It started at Model Citizen, where Painful Shivers performed a brief set, then moved to Phil's Barber Shop, a tiny basement "venue." There, Berlin's Susie Asado (it's a band, not a person — they're named after a Gertrude Stein poem) played four songs to a crammed-in crowd of music fans and, in a lot of cases, their small (and vocal, bless 'em) children. The singers arranged their set acoustically this time, playing violin, clarinet, ukulele and, at one point, kazoo, for an enthralled audience.

"It's going to be really quiet," warned Jon Mckiel in the hot yoga room. Mckiel played a clean electric guitar and sang unmiked, but he sounded fine, his conversational singing voice mirroring the everyday details of his songs in a way not unlike the Weakerthans' John K. Samson. His second song, "I Know," ended abruptly and effectively with a reverb-y solo, and his last tune was a cleanly picked ditty.

From there, the crowd moved to Afterwords bookstore, where local duo Ginger Snaps were waiting to play an upbeat, folksy set on a ukulele and an assortment of other novel instruments. "This is our punk rock song — as punk as we can get," joked Jen Cake, one half of the duo, as they led into another tune about being 24 that ended with a sung-screamed, "It doesn't matter anymore!" A "love song" for Jen by Ginger Snaps' other half, Aine McLellan, featured a melodica solo, and they followed it with Hank Williams' "So Lonesome I Could Cry." "Country Song" found the duo singing with a twang before visiting Halifax singer Becca South contributed a pretty, haunting little ode on ukulele, accompanied by accordion and sung in her vibrato-heavy alto. The duo then closed as they started: with a pretty, fun little song about Jupiter that featured a solo on a plastic, trumpet-shaped kazoo.

At the Rocket, the crawl's end point, Peter William Youngtree started by stating that, "I have nothing you can dance to; I'm just a folk singer," the kind of direct, simple statement that troubadours like him have made famous for decades.

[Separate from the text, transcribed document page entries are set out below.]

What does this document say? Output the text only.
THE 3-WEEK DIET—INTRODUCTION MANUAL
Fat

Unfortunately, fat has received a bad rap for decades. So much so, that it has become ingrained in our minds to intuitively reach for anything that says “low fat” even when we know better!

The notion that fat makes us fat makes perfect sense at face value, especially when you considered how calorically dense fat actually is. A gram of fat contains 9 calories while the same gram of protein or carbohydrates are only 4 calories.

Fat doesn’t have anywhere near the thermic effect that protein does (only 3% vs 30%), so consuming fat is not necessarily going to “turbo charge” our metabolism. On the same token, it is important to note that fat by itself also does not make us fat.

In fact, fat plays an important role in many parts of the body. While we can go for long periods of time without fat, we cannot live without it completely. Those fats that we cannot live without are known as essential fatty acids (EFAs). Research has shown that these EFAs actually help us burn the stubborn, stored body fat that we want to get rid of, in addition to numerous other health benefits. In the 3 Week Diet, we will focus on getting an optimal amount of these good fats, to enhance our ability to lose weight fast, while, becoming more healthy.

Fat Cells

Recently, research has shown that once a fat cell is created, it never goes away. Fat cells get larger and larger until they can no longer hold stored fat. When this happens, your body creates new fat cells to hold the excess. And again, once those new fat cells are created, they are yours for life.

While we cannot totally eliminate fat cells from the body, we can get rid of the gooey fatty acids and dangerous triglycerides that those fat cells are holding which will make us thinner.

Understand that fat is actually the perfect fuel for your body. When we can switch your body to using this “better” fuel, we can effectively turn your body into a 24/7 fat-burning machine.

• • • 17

Complete with Dylanesque "ya dee dah days," Youngtree proved to be a classicist folkie; "Everything we are is reflection," he sang on his world-weary first track, "Forces of Nature," complete with references to "fools." Most of the songs he played will be on his forthcoming LP, Country Hymns, including the plodding "Beauty Just the Same," about the only-very-small differences between love and hate: "I hate-love the world, like I hate-love myself." Another song, based on a dismal hitchhiking journey, was particularly poignant.

He ended with sing-along "Prayer for Our Enemies," which was catchy enough to get the crowd singing but not so simple as to feel cliché or hackneyed. It was one of Lawnya Vawnya's many special moments, and provided a nice closer to the rainy Downtown Music Crawl.